Türkiye ile Yunanistan arasında Lozan Barış Anlaşması yapıldığı zaman, her iki devletin de karasuları genişliği 3 DM'ydi. Ege denizinin yaklaşık yüzde 70'ini açık deniz alanları kaplıyordu. Türkiye ve Yunanistan'ın Ege denizinden ulaşım, doğal kaynaklardan istifade ve askeri kullanım açısından eşit koşullarda yararlanabilmesi için, geniş bir açık deniz alanı bırakılmıştı. Bu durum, Türkiye ile Yunanistan arasında barışı sağlayan Lozan Barış Anlaşması'nın Ege'de kurduğu dengenin önemli bir parçasıydı.

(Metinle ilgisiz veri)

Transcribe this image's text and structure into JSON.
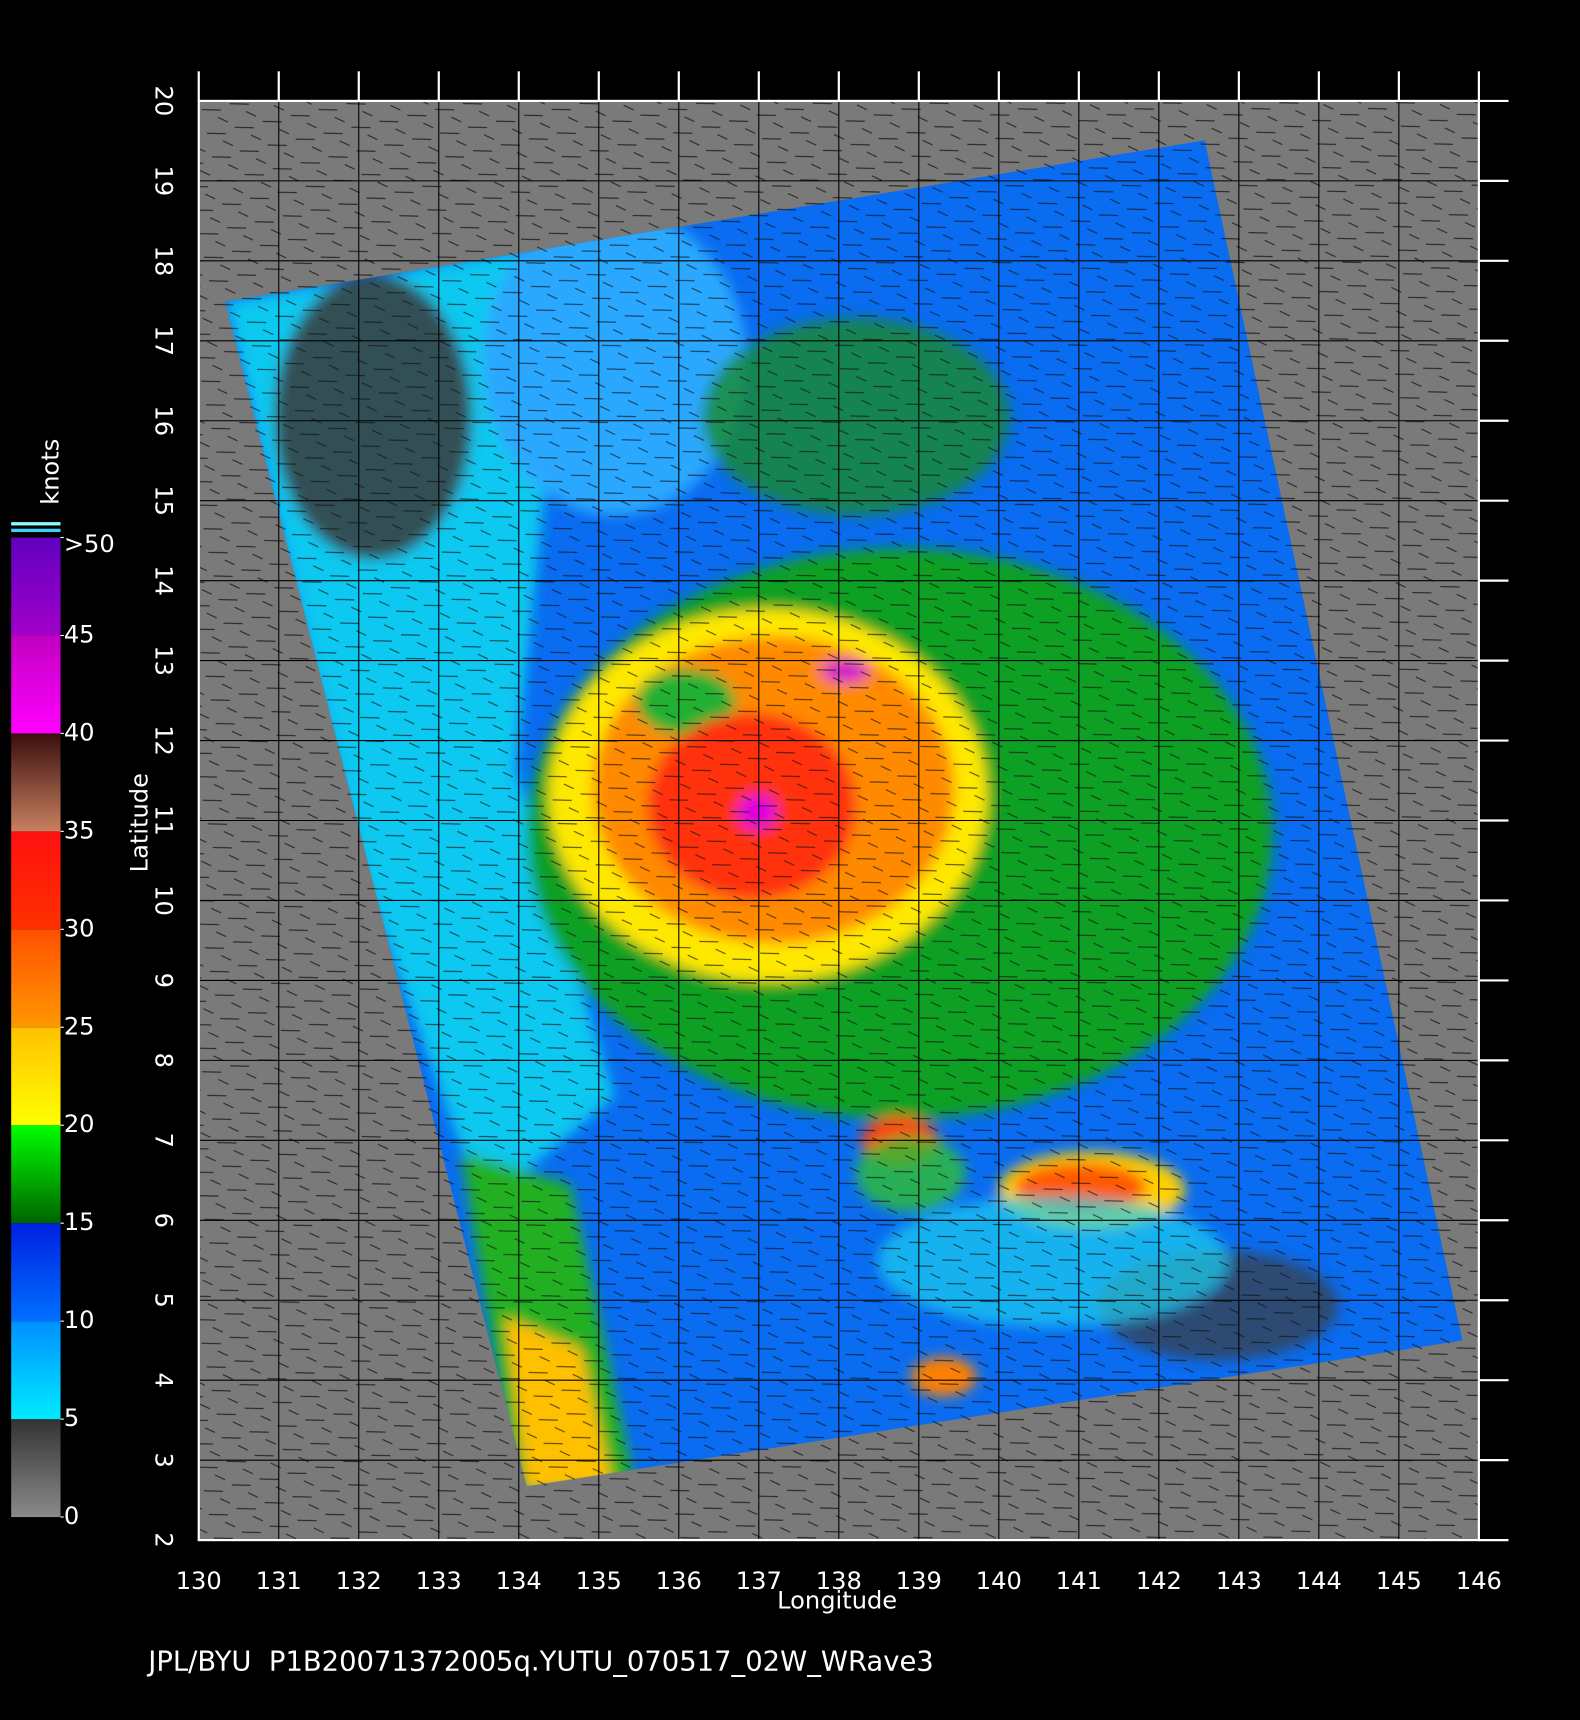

Yunanistan'ın Ege'de çok sayıda adası bulunuyor. Bu adalar sebebiyle Yunanistan Ege Denizi'nde geniş karasuları kaplama alanlarına sahip olabiliyor. Buna karşılık Türkiye'nin Ege'de çok az sayıda adası var. Ayrıca, Yunan adaları Anadolu kıyılarının önünde bulundukları için, bu kıyıların karasularının genişlemesine engel oluyor. Türkiye'nin Ege denizinden yararlanabilmesi, Ege açık deniz alanlarının varlığıyla doğru orantılı. Yunan karasularındaki en küçük bir artış, adalar nedeniyle, geniş açık deniz alanlarının Yunan karasularına dönüşmesine yol açıyor. Bu ise Türkiye'nin Ege denizinden yararlanma haklarının ciddi ölçüde kısıtlanması demektir.
Yunanistan karasularını 6 DM'ye çıkartarak açık deniz alanlarını önemli ölçüde daraltmış bulunuyor. Bugün açık deniz alanları Ege denizinin yüzde 50'si kadar. Eğer Yunanistan karasularını 12 DM'ye çıkarırsa, açık deniz alanlarının Ege denizine oranı yaklaşık yüzde 20'ye düşecek. Bu durum sadece Türkiye için değil, açık denizlerden yararlanan diğer devletler için de haksızlık olacak.
Kıta sahanlığı, ilgili kıyı devletine, deniz tabanı ve onun altındaki toprak kitlesi içinde bulunan zenginlikler üzerinde egemenlik hakkı verir. Kıta sahanlığına ilişkin bu haklar, başından beri ve ilana gerek olmaksızın kıyı devletine aittir. Kıta sahanlığına ilişkin uluslararası hukuk kuralları 1945 yılında ortaya çıktı. Tüm devletler gibi Türkiye de 1945'ten itibaren kendi kıyılarında kıta sahanlığı haklarına sahip. Kıta sahanlığının üzerindeki sular ise açık deniz statüsünde. Bir devletin kıta sahanlığı bir başka devletin karasuları altında uzanamaz. Karasuları su kitlesinde olduğu kadar altındaki deniz tabanı ve toprak kitlesi içindeki zenginlikler üzerinde de kıyı devletini egemen kılar. Başka bir ifadeyle deniz tabanında ve onun altındaki toprak kitlesinde bulunan zenginlikler bakımından kıta sahanlığı ile karasularının kıyı devletine verdiği haklar örtüşür. Yunanistan'ın Ege Denizi'nde karasularını 12 DM'ye çıkarması, açık deniz alanlarını daraltarak Türkiye'nin 1945'ten beri bu bölgelerde sahip olduğu kıta sahanlığı haklarını elinden almak demektir. Bu ise hakkın kötüye kullanılması demektir ve uluslararası hukuka göre yasaktır.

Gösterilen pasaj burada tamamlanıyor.